No país da piada pronta, nova ministra de políticas para as mulheres chama Inês Pandeló… E não tem muita coisa no curriculum. Veja essa

Rasgação de seda

Cotada para ministra de Políticas para Mulheres, a petista Inês Pandeló foi quem apresentou projeto para dar o Título de Cidadão do Estado do Rio de Janeiro à atual ministra, Iriny Lopes. Que é de Espírito Santo.

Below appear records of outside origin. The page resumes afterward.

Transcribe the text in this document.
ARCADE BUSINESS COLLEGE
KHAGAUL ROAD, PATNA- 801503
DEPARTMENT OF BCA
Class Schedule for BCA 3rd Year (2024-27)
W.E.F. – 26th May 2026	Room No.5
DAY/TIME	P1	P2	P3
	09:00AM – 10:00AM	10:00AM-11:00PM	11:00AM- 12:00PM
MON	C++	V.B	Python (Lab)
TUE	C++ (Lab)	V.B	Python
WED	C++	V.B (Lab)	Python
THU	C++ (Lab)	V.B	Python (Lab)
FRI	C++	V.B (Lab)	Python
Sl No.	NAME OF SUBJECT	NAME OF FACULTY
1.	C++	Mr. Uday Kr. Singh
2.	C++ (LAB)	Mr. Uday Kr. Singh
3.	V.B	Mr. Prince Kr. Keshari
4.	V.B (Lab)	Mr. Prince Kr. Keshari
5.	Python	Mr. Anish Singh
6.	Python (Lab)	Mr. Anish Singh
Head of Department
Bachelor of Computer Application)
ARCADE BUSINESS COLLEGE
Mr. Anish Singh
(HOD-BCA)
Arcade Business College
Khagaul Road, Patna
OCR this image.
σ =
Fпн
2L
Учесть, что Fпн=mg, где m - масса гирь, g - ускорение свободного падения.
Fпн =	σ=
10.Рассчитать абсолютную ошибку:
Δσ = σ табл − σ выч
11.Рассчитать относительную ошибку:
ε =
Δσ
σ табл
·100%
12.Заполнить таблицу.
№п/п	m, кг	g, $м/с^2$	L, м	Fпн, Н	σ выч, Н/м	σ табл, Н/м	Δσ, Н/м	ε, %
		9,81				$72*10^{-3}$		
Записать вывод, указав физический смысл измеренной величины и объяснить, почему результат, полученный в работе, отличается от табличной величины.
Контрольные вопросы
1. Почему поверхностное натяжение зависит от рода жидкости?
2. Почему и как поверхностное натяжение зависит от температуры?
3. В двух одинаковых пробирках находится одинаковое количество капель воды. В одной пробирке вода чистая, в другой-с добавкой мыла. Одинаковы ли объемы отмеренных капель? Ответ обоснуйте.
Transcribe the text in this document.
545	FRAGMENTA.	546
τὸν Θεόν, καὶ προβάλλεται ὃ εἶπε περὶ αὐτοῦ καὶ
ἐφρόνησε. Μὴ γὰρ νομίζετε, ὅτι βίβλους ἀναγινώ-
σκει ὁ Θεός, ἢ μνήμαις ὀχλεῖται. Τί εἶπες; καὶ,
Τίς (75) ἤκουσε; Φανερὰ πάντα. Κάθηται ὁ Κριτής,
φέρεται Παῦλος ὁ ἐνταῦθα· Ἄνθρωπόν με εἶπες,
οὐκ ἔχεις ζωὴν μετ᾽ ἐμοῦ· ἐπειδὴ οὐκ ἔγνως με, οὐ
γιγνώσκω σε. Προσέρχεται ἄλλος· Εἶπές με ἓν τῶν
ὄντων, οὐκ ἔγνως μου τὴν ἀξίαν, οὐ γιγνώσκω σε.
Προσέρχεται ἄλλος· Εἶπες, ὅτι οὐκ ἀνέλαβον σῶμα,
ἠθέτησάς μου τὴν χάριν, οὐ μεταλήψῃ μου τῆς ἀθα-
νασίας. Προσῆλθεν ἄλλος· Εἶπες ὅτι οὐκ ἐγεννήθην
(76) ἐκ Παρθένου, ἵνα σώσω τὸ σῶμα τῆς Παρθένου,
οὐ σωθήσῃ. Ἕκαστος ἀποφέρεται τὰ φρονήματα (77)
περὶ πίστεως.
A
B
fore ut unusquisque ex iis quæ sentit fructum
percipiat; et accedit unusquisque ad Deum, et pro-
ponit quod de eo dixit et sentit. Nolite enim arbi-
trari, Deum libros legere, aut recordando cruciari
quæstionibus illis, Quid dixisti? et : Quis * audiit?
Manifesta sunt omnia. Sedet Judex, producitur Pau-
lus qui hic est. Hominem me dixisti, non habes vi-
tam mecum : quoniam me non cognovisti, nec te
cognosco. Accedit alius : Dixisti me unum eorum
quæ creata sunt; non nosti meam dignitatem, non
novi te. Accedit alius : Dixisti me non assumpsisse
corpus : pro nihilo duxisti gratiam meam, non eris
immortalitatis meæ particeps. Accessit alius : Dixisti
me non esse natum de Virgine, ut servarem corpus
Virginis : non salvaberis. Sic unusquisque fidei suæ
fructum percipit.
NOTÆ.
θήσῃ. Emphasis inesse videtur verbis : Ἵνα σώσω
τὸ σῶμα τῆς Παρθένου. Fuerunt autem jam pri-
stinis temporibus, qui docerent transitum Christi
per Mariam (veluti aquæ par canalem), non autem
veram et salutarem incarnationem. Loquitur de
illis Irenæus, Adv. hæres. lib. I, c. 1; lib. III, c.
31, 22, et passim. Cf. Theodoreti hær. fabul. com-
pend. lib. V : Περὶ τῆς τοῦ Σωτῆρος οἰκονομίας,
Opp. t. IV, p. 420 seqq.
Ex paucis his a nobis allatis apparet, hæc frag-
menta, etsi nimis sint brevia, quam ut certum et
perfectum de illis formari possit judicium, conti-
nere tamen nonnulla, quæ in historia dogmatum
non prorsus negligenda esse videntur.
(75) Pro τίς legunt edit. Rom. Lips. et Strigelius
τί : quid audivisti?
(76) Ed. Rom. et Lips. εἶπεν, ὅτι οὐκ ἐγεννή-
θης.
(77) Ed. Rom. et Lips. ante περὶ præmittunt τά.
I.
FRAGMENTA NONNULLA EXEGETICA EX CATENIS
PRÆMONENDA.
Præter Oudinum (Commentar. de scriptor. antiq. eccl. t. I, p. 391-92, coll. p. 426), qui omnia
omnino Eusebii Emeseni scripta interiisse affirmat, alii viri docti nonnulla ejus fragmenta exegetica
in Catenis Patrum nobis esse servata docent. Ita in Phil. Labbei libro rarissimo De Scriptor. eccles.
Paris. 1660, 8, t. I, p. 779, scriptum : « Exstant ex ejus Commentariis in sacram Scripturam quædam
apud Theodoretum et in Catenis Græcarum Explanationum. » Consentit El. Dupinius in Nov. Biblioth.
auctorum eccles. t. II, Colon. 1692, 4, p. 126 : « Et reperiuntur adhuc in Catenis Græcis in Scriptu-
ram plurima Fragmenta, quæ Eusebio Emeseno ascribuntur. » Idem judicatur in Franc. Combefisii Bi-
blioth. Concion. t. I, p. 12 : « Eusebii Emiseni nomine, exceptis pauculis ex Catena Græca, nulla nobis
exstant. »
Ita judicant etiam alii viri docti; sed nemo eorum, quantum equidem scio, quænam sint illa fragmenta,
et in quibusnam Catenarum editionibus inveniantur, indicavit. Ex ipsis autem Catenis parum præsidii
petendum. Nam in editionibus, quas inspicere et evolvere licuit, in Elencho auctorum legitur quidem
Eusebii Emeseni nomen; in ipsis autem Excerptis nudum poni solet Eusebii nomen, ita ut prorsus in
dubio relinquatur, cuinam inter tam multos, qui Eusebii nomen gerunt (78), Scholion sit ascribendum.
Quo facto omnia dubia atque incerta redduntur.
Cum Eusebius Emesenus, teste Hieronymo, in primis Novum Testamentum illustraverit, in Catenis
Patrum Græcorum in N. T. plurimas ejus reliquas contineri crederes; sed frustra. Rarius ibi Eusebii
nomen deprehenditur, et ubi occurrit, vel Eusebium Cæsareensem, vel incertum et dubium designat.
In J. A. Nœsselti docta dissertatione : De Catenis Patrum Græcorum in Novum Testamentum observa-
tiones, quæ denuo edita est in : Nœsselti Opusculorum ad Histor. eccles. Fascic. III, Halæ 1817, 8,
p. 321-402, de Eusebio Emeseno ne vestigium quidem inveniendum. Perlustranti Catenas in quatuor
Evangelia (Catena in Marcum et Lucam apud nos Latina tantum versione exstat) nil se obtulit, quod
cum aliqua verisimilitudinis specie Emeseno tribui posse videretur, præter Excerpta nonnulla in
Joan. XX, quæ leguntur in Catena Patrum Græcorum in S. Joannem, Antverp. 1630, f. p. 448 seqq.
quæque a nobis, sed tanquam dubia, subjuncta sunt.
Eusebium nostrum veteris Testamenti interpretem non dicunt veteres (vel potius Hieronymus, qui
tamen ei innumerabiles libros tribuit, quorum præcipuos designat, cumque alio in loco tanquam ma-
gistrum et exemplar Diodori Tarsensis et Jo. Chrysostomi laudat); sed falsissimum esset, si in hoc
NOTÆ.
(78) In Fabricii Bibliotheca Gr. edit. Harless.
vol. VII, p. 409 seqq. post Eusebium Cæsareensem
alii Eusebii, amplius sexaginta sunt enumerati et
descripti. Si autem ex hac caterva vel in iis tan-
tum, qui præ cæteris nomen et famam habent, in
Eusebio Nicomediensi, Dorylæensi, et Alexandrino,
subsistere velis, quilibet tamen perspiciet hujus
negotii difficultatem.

FONTE: coluna claudio humberto

A cara da ministra, secretária, sei lá o quê e a argumentação tosca para tirar a campanha da Gisele Bundchen do ar. Enquanto isso, para vender cerveja, sabão em pó, carro, etc… Repito: ô gente limitada!

 Secretária é look alike do Laerte, o querido cartunista, quando travestido.

VAMOS FALAR SÉRIO, NÉ, GENTE?

A notícia boa é que os lindos pôneis malditos  ( veja aqui a propaganda ) estão liberados..

Agora é bater pesado nessa história de quererem tirar o anúncio da Gisele Bündchen do ar, que parece que é só porque ela é bonita; e não uma gostosuda chuteira e peituda.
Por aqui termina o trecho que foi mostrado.